Sono strazianti le parole colle quali egli descrive questa sua follia, e la giustifica:
«Io sono di costituzione eccitabile, sono nervoso ad un punto estremo. Divengo pazzo con degli intervalli di orribile lucidità.
«In questi accessi incoscienti io bevo; i miei nemici danno ragione della mia pazzia all’ebbrezza e non dell’ebbrezza alla pazzia. Ed è giusto!»
Nel 1844 lasciò Filadelfia. Tornò a New-York, ove, per colmo di sciagura, s’ammalò. Dopo una lunga convalescenza tornò a scrivere e parve, per qualche tempo, che gli affari suoi prendessero una miglior piega.

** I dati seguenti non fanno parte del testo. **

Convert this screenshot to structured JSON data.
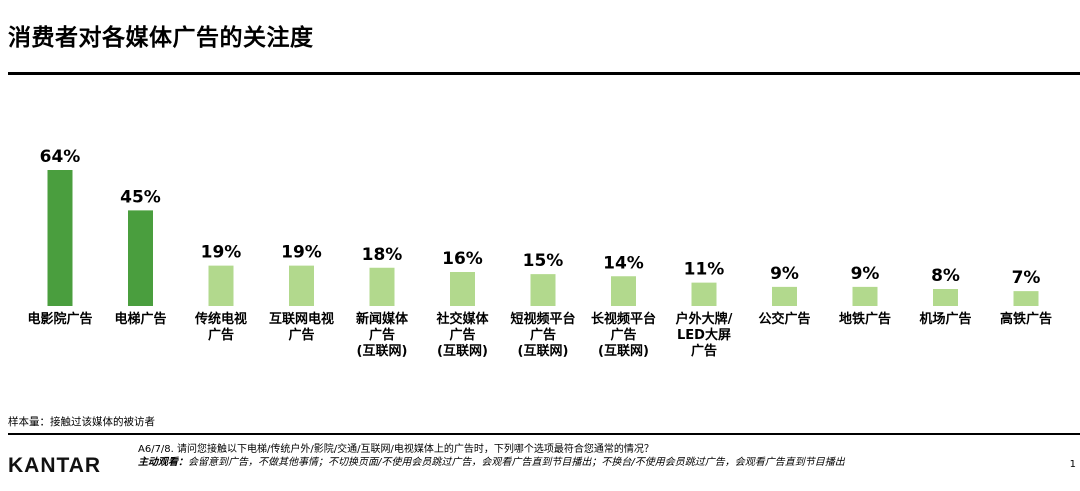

Riusci a fondare un giornale Il Broadway Journal, e diede conferenze, recandosi per ciò anche in altre città e facendosi ognor più conoscere.
Ma la forma aggressiva dei suoi discorsi gli fece perdere il frutto d’ogni suo lavoro.
Anche la pubblicazione di parte dei suoi Marginalia che fece nel 1845, cooperò a renderlo inviso a molti, che si vedevano colpiti dalle frecciate della sua critica potente.
Nel febbraio di quell’anno fece stampare il suo capolavoro in versi, Il Corvo, che produsse un effetto enorme.
Ma il giornale non potè essere continuato e l’effimera agiatezza scomparve, lasciando luogo alla solita desolante miseria; e, come si disse, nel 1847, alla morte della moglie, Pöe non aveva letteralmente di che sfamarsi.
Morta la moglie, egli stesso cadde malato e visse a lungo della carità cittadina.
La sua salute era minata. Rimessosi alquanto, riprese a scrivere, sperando di potere di nuovo fondare una Rivista, ciò che fu il sogno di tutta la sua vita.
Non riuscì, ad onta che all’uopo tenesse una conferenza a New-York.
Un editore gli pubblicò l’Eureka, poema cosmogonico in prosa, trattato di astronomia trascendentale, che non interessò il pubblico.
Intanto la sua salute deperiva ognor più, sicchè ripiombò nel vizio del bere, e visse una vita miserevole senza scopo e senza affetti.
Nel 1848 chiese la mano di una signora, Witmann, ricca vedova, che lo stimava assai, e che forse avrebbe acconsentito a divenirgli moglie.
Ma in seguito a qualche bisticcio, Pöe, addolorato, ricorse al suo ordinario provveditore di forze morali, all’alcool, e dopo aver passato una notte nell’orgia, esaltato sino al delirio, si presentò alla signora come un pazzo.
La signora Witmann lo fece ricoverare e del matrimonio non si parlò più.
Pöe tornò al suo ritiro di Fordham, un piccolo villaggio ove già era stato durante la sua malattia e dove appunto gli era morta la moglie.
Là scrisse qualche novella (nel 1849 Cottage Landor e Hop-frog) e continuò i Marginalia, e continuò pure a bere.
Fu nuovamente e gravemente malato.
Il 30 giugno di quell’anno 1849, ripreso dalla mania di fondare una Rivista, quantunque malandato in salute, partì nell’intendimento di tener conferenze per procurarsi i fondi necessari.
Non si conoscono i particolari di quest’ultimo suo viaggio.
Pare sia stato a Filadelfia e che vi si sia ubbriacato, che abbia avuto accessi di delirio. Poi fu certo a Richmond, ove pure s’ubbriacò, correndo pericolo di morte.
Lasciò Richmond ammalatissimo e si portò a Baltimora.
Forse colà ricorse nuovamente all’alcool, fatt’è che il 7 ottobre fu raccolto, dai passanti, inanimato sopra un banco della passeggiata pubblica di Baltimora e portato all’ospedale ove morì nella notte, colpito da congestione cerebrale.
Due giorni dopo fu sepolto nel cimitero di quella città.
Il di lui zio, William Pöe, gli fece porre una semplice pietra tumulare che rimase nuda ed obliata sino al 1875.
Ma in quell’anno al povero grande artista, che era morto in mezzo alla via, fu eretto un monumento con brillante cerimonia!